3. Patient #2 was admitted to the hospital in February 2010 with diagnoses of mental health disorders. The patient had a history of not eating.

Observation of the patient during breakfast on 3/4/2016 at 8:30 a.m. revealed he ate alone in the common area of the unit. He frequently stood up while eating. Staff would cue the patient to eat.

The patient had an initial physician order written 8/5/2013 for obtaining weekly weights.

Review of the Daily Care Flowsheet indicated the patient weighed 157.2 pounds on 9/5/2015. On 12/19/2015 the patient weighed 146 pounds (11.2 pound weight loss in 3 months or a 7.85% weight loss). There were no weights documented on the flowsheet for October or November 2015 or January 2016. On 2/6/2016 the patient weighed 141 pounds.

Review of the PATIENTS CURRENTLY BEING MONITORED FOR WEIGHT LOSS report revealed Patient #2 was not on the list for monitoring weights.
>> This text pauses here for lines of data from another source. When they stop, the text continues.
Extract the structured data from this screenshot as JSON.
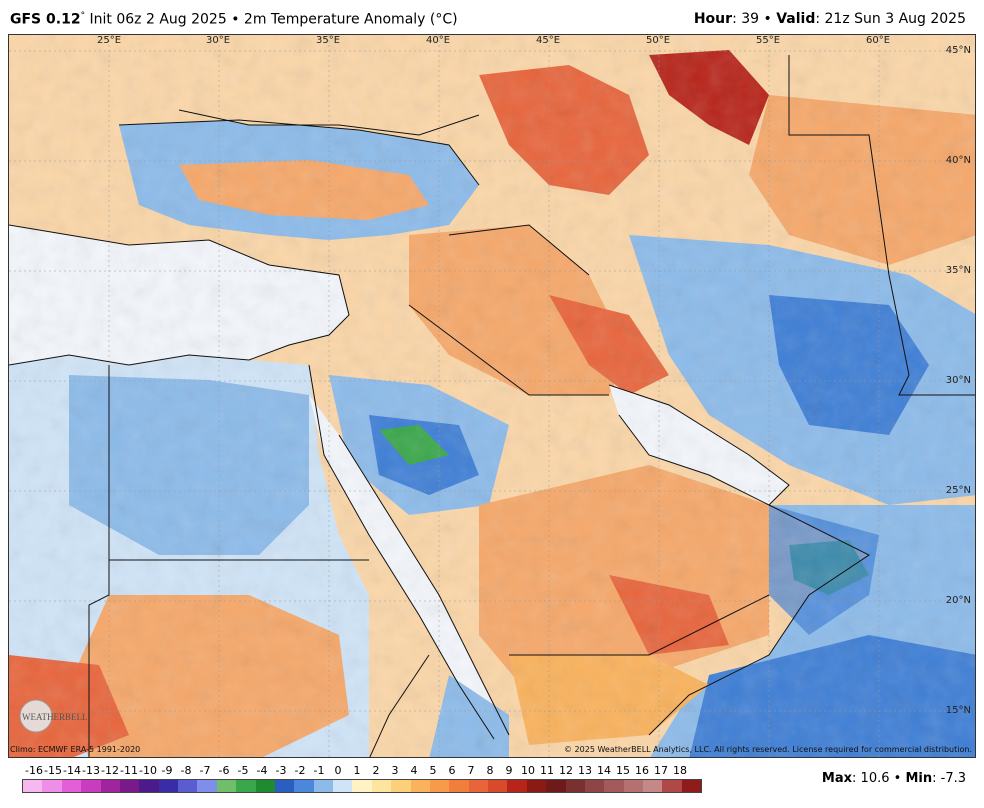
{
  "header": {
    "model": "GFS 0.12",
    "degree": "°",
    "init": "Init 06z 2 Aug 2025",
    "sep": "•",
    "product": "2m Temperature Anomaly (°C)",
    "hour_label": "Hour",
    "hour_value": ": 39",
    "valid_label": "Valid",
    "valid_value": ": 21z Sun 3 Aug 2025"
  },
  "map": {
    "lon_labels": [
      "25°E",
      "30°E",
      "35°E",
      "40°E",
      "45°E",
      "50°E",
      "55°E",
      "60°E"
    ],
    "lat_labels": [
      "45°N",
      "40°N",
      "35°N",
      "30°N",
      "25°N",
      "20°N",
      "15°N"
    ],
    "colors": {
      "ocean": "#f3f6fb",
      "warm_light": "#fbd6a8",
      "warm": "#f6a86a",
      "hot": "#e8653c",
      "very_hot": "#b8241a",
      "cool_light": "#cfe4f7",
      "cool": "#8cbbea",
      "cold": "#3f7fd6",
      "green": "#3aa84a",
      "border": "#111111"
    }
  },
  "footer": {
    "climo": "Climo: ECMWF ERA-5 1991-2020",
    "copyright": "© 2025 WeatherBELL Analytics, LLC. All rights reserved. License required for commercial distribution.",
    "logo_text": "WEATHERBELL"
  },
  "legend": {
    "labels": [
      "-16",
      "-15",
      "-14",
      "-13",
      "-12",
      "-11",
      "-10",
      "-9",
      "-8",
      "-7",
      "-6",
      "-5",
      "-4",
      "-3",
      "-2",
      "-1",
      "0",
      "1",
      "2",
      "3",
      "4",
      "5",
      "6",
      "7",
      "8",
      "9",
      "10",
      "11",
      "12",
      "13",
      "14",
      "15",
      "16",
      "17",
      "18"
    ],
    "colors": [
      "#f7b8f0",
      "#ef8ee6",
      "#e35fd8",
      "#c93cc0",
      "#a0249e",
      "#7a1a8a",
      "#4c1a8a",
      "#3a2ba8",
      "#5a5cd0",
      "#7f8ee8",
      "#6fbf6a",
      "#3aa84a",
      "#1f8a2e",
      "#2a5fc0",
      "#4b87dc",
      "#8cbbea",
      "#cfe4f7",
      "#fff3c4",
      "#fde5a0",
      "#fcd07a",
      "#fab25c",
      "#f79a4a",
      "#f27e3c",
      "#e8653c",
      "#d84a2c",
      "#b8241a",
      "#8a1a14",
      "#6e1a1a",
      "#7b3030",
      "#8e4545",
      "#a25a5a",
      "#b57070",
      "#c48888",
      "#b04848",
      "#8f1b1b"
    ]
  },
  "stats": {
    "max_label": "Max",
    "max_value": ": 10.6",
    "sep": "•",
    "min_label": "Min",
    "min_value": ": -7.3"
  }
}
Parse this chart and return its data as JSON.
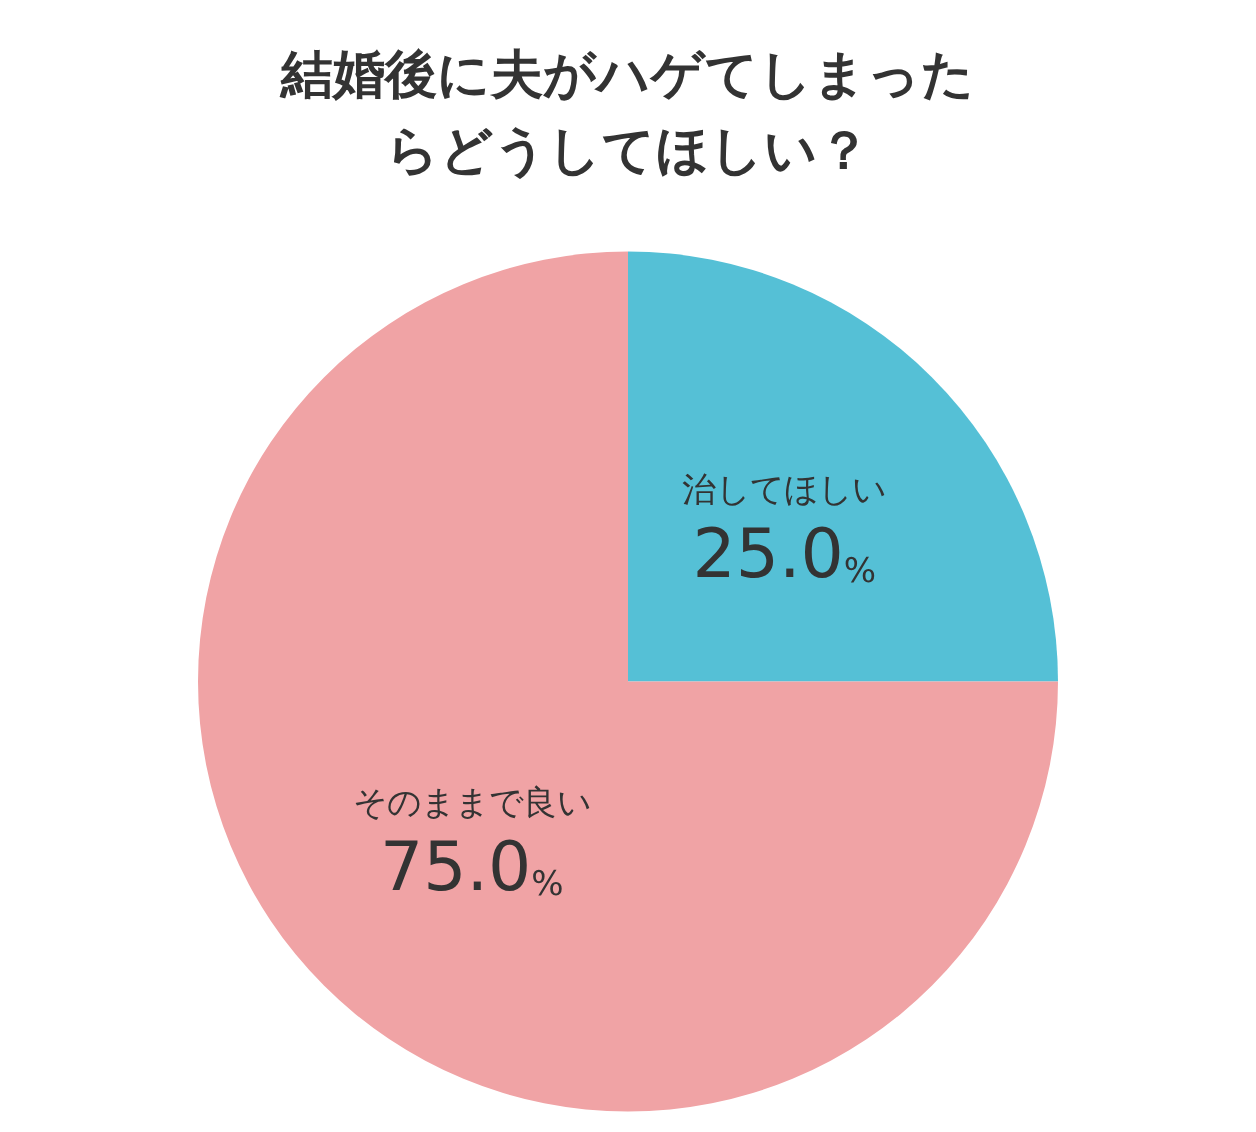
{
  "chart_data": {
    "type": "pie",
    "title": "結婚後に夫がハゲてしまったらどうしてほしい？",
    "categories": [
      "治してほしい",
      "そのままで良い"
    ],
    "values": [
      25,
      75
    ],
    "colors": [
      "#55c0d6",
      "#f0a3a5"
    ],
    "value_labels": [
      "25.0%",
      "75.0%"
    ]
  }
}
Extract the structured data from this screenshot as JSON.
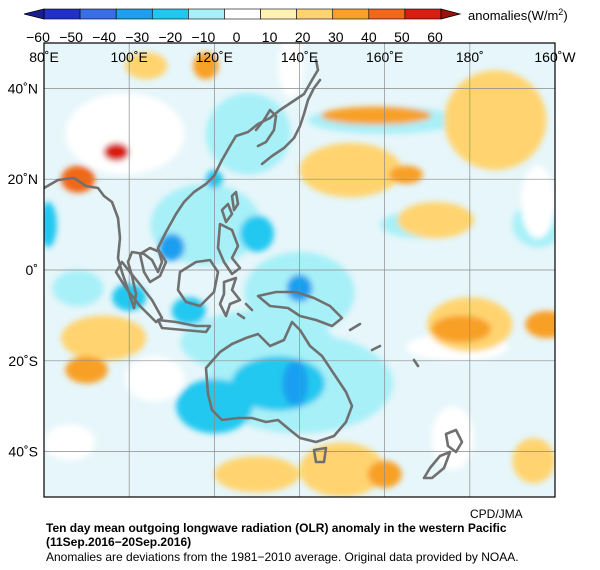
{
  "colorbar": {
    "ticks": [
      -60,
      -50,
      -40,
      -30,
      -20,
      -10,
      0,
      10,
      20,
      30,
      40,
      50,
      60
    ],
    "tick_labels": [
      "−60",
      "−50",
      "−40",
      "−30",
      "−20",
      "−10",
      "0",
      "10",
      "20",
      "30",
      "40",
      "50",
      "60"
    ],
    "colors": [
      "#2030c8",
      "#3a6ee8",
      "#1e9ef0",
      "#20c8f0",
      "#a8f0f8",
      "#ffffff",
      "#fff2b4",
      "#ffd470",
      "#f8a028",
      "#f06818",
      "#d81e10"
    ],
    "units_label": "anomalies(W/m",
    "units_superscript": "2",
    "units_close": ")"
  },
  "map": {
    "lon_labels": [
      "80˚E",
      "100˚E",
      "120˚E",
      "140˚E",
      "160˚E",
      "180˚",
      "160˚W"
    ],
    "lat_labels": [
      "40˚N",
      "20˚N",
      "0˚",
      "20˚S",
      "40˚S"
    ],
    "lon_range": [
      80,
      200
    ],
    "lat_range": [
      -50,
      50
    ],
    "gridlines": true,
    "coastline_color": "#707070",
    "blobs": [
      {
        "lon": 99,
        "lat": 30,
        "rx": 14,
        "ry": 9,
        "value": -10
      },
      {
        "lon": 128,
        "lat": 30,
        "rx": 10,
        "ry": 9,
        "value": -20
      },
      {
        "lon": 160,
        "lat": 33,
        "rx": 18,
        "ry": 3,
        "value": -20
      },
      {
        "lon": 138,
        "lat": 45,
        "rx": 3,
        "ry": 7,
        "value": -10
      },
      {
        "lon": 118,
        "lat": 10,
        "rx": 13,
        "ry": 9,
        "value": -20
      },
      {
        "lon": 120,
        "lat": 20,
        "rx": 2,
        "ry": 2,
        "value": -30
      },
      {
        "lon": 110,
        "lat": 5,
        "rx": 3,
        "ry": 3,
        "value": -40
      },
      {
        "lon": 130,
        "lat": 8,
        "rx": 4,
        "ry": 4,
        "value": -30
      },
      {
        "lon": 168,
        "lat": 10,
        "rx": 9,
        "ry": 3,
        "value": -20
      },
      {
        "lon": 196,
        "lat": 10,
        "rx": 6,
        "ry": 5,
        "value": -20
      },
      {
        "lon": 81,
        "lat": 10,
        "rx": 2,
        "ry": 5,
        "value": -30
      },
      {
        "lon": 88,
        "lat": -4,
        "rx": 6,
        "ry": 4,
        "value": -20
      },
      {
        "lon": 100,
        "lat": -6,
        "rx": 4,
        "ry": 3,
        "value": -30
      },
      {
        "lon": 114,
        "lat": -9,
        "rx": 4,
        "ry": 3,
        "value": -30
      },
      {
        "lon": 140,
        "lat": -5,
        "rx": 13,
        "ry": 9,
        "value": -20
      },
      {
        "lon": 140,
        "lat": -4,
        "rx": 3,
        "ry": 3,
        "value": -40
      },
      {
        "lon": 130,
        "lat": -16,
        "rx": 18,
        "ry": 7,
        "value": -20
      },
      {
        "lon": 140,
        "lat": -25,
        "rx": 22,
        "ry": 11,
        "value": -20
      },
      {
        "lon": 135,
        "lat": -25,
        "rx": 11,
        "ry": 6,
        "value": -30
      },
      {
        "lon": 139,
        "lat": -25,
        "rx": 3,
        "ry": 5,
        "value": -40
      },
      {
        "lon": 120,
        "lat": -30,
        "rx": 9,
        "ry": 6,
        "value": -30
      },
      {
        "lon": 106,
        "lat": -24,
        "rx": 7,
        "ry": 5,
        "value": -10
      },
      {
        "lon": 177,
        "lat": -17,
        "rx": 12,
        "ry": 3,
        "value": -10
      },
      {
        "lon": 86,
        "lat": -38,
        "rx": 6,
        "ry": 4,
        "value": -10
      },
      {
        "lon": 196,
        "lat": 15,
        "rx": 4,
        "ry": 8,
        "value": -10
      },
      {
        "lon": 152,
        "lat": 22,
        "rx": 12,
        "ry": 6,
        "value": 10
      },
      {
        "lon": 158,
        "lat": 34,
        "rx": 13,
        "ry": 2,
        "value": 20
      },
      {
        "lon": 186,
        "lat": 33,
        "rx": 12,
        "ry": 11,
        "value": 10
      },
      {
        "lon": 88,
        "lat": 20,
        "rx": 4,
        "ry": 3,
        "value": 30
      },
      {
        "lon": 97,
        "lat": 26,
        "rx": 3,
        "ry": 2,
        "value": 40
      },
      {
        "lon": 165,
        "lat": 21,
        "rx": 4,
        "ry": 2,
        "value": 20
      },
      {
        "lon": 172,
        "lat": 11,
        "rx": 9,
        "ry": 4,
        "value": 10
      },
      {
        "lon": 180,
        "lat": -12,
        "rx": 10,
        "ry": 6,
        "value": 10
      },
      {
        "lon": 178,
        "lat": -13,
        "rx": 7,
        "ry": 3,
        "value": 20
      },
      {
        "lon": 198,
        "lat": -12,
        "rx": 5,
        "ry": 3,
        "value": 20
      },
      {
        "lon": 94,
        "lat": -15,
        "rx": 10,
        "ry": 5,
        "value": 10
      },
      {
        "lon": 90,
        "lat": -22,
        "rx": 5,
        "ry": 3,
        "value": 20
      },
      {
        "lon": 130,
        "lat": -45,
        "rx": 10,
        "ry": 4,
        "value": 10
      },
      {
        "lon": 150,
        "lat": -44,
        "rx": 10,
        "ry": 6,
        "value": 10
      },
      {
        "lon": 160,
        "lat": -45,
        "rx": 4,
        "ry": 3,
        "value": 20
      },
      {
        "lon": 176,
        "lat": -37,
        "rx": 5,
        "ry": 7,
        "value": -10
      },
      {
        "lon": 195,
        "lat": -42,
        "rx": 5,
        "ry": 5,
        "value": 10
      },
      {
        "lon": 104,
        "lat": 45,
        "rx": 5,
        "ry": 3,
        "value": 10
      },
      {
        "lon": 118,
        "lat": 45,
        "rx": 3,
        "ry": 3,
        "value": 20
      }
    ]
  },
  "credit": "CPD/JMA",
  "caption": {
    "title": "Ten day mean outgoing longwave radiation (OLR) anomaly in the western Pacific",
    "period": "(11Sep.2016−20Sep.2016)",
    "note": "Anomalies are deviations from the 1981−2010 average. Original data provided by NOAA."
  }
}
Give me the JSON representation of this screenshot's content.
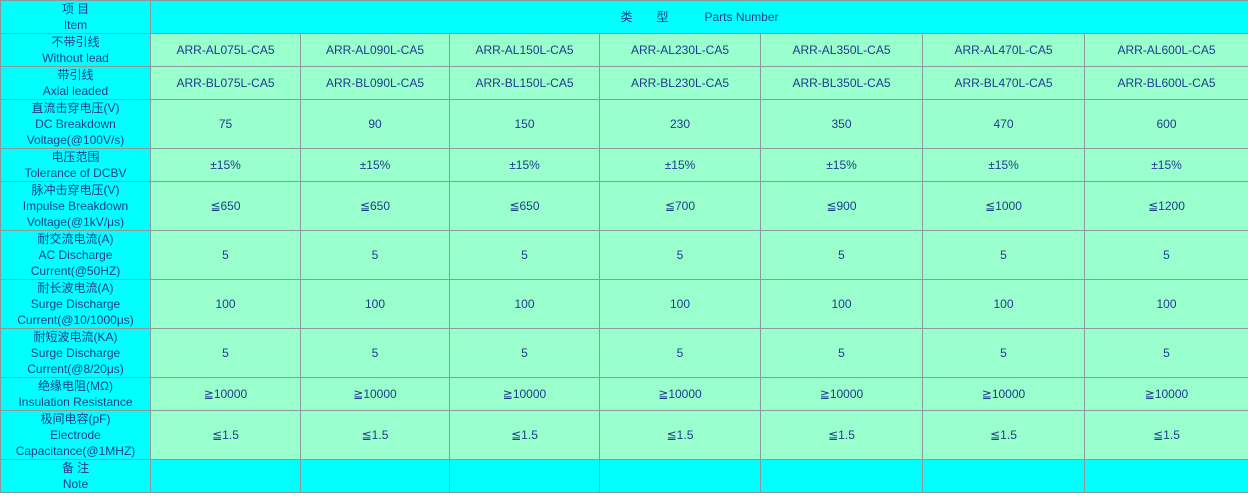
{
  "header": {
    "item": [
      "项 目",
      "Item"
    ],
    "parts": "类　　型　　　Parts Number"
  },
  "rows": [
    {
      "label": [
        "不带引线",
        "Without lead"
      ],
      "values": [
        "ARR-AL075L-CA5",
        "ARR-AL090L-CA5",
        "ARR-AL150L-CA5",
        "ARR-AL230L-CA5",
        "ARR-AL350L-CA5",
        "ARR-AL470L-CA5",
        "ARR-AL600L-CA5"
      ]
    },
    {
      "label": [
        "带引线",
        "Axial leaded"
      ],
      "values": [
        "ARR-BL075L-CA5",
        "ARR-BL090L-CA5",
        "ARR-BL150L-CA5",
        "ARR-BL230L-CA5",
        "ARR-BL350L-CA5",
        "ARR-BL470L-CA5",
        "ARR-BL600L-CA5"
      ]
    },
    {
      "label": [
        "直流击穿电压(V)",
        "DC Breakdown",
        "Voltage(@100V/s)"
      ],
      "values": [
        75,
        90,
        150,
        230,
        350,
        470,
        600
      ]
    },
    {
      "label": [
        "电压范围",
        "Tolerance of DCBV"
      ],
      "values": [
        "±15%",
        "±15%",
        "±15%",
        "±15%",
        "±15%",
        "±15%",
        "±15%"
      ]
    },
    {
      "label": [
        "脉冲击穿电压(V)",
        "Impulse Breakdown",
        "Voltage(@1kV/μs)"
      ],
      "values": [
        "≦650",
        "≦650",
        "≦650",
        "≦700",
        "≦900",
        "≦1000",
        "≦1200"
      ]
    },
    {
      "label": [
        "耐交流电流(A)",
        "AC Discharge",
        "Current(@50HZ)"
      ],
      "values": [
        5,
        5,
        5,
        5,
        5,
        5,
        5
      ]
    },
    {
      "label": [
        "耐长波电流(A)",
        "Surge Discharge",
        "Current(@10/1000μs)"
      ],
      "values": [
        100,
        100,
        100,
        100,
        100,
        100,
        100
      ]
    },
    {
      "label": [
        "耐短波电流(KA)",
        "Surge Discharge",
        "Current(@8/20μs)"
      ],
      "values": [
        5,
        5,
        5,
        5,
        5,
        5,
        5
      ]
    },
    {
      "label": [
        "绝缘电阻(MΩ)",
        "Insulation Resistance"
      ],
      "values": [
        "≧10000",
        "≧10000",
        "≧10000",
        "≧10000",
        "≧10000",
        "≧10000",
        "≧10000"
      ]
    },
    {
      "label": [
        "极间电容(pF)",
        "Electrode",
        "Capacitance(@1MHZ)"
      ],
      "values": [
        "≦1.5",
        "≦1.5",
        "≦1.5",
        "≦1.5",
        "≦1.5",
        "≦1.5",
        "≦1.5"
      ]
    },
    {
      "label": [
        "备 注",
        "Note"
      ]
    }
  ]
}
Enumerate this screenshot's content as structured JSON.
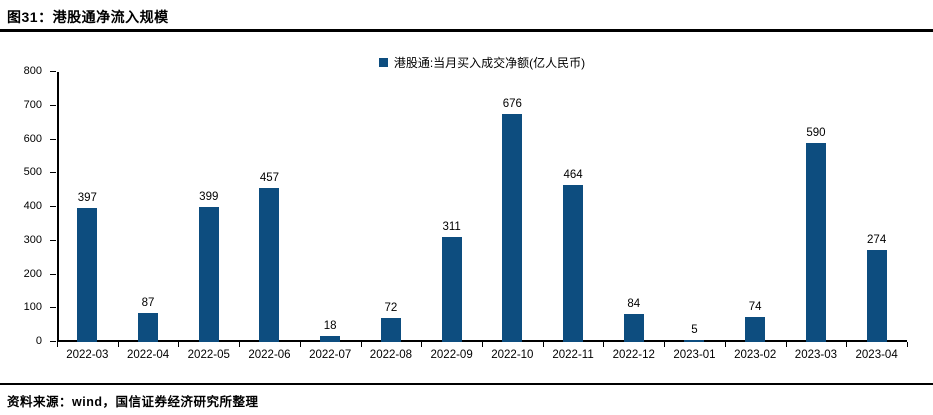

4. Patient #3 was admitted to the hospital in April 2015. His initial weight was 241 pounds. The next reported weight of 295 pounds was on 9/2/2015.

On 1/2/2016 an order was written to monitor the patient's weight weekly. There were no documented weights for January 2016.

On 1/20/2016 the patient was transferred to a hospital with signs and symptoms of shortness of breath and swollen legs. The patient was treated for a blood clot in a lung. The patient was returned to the hospital. The patient's record did not include subsequent weights since returning from the hospital.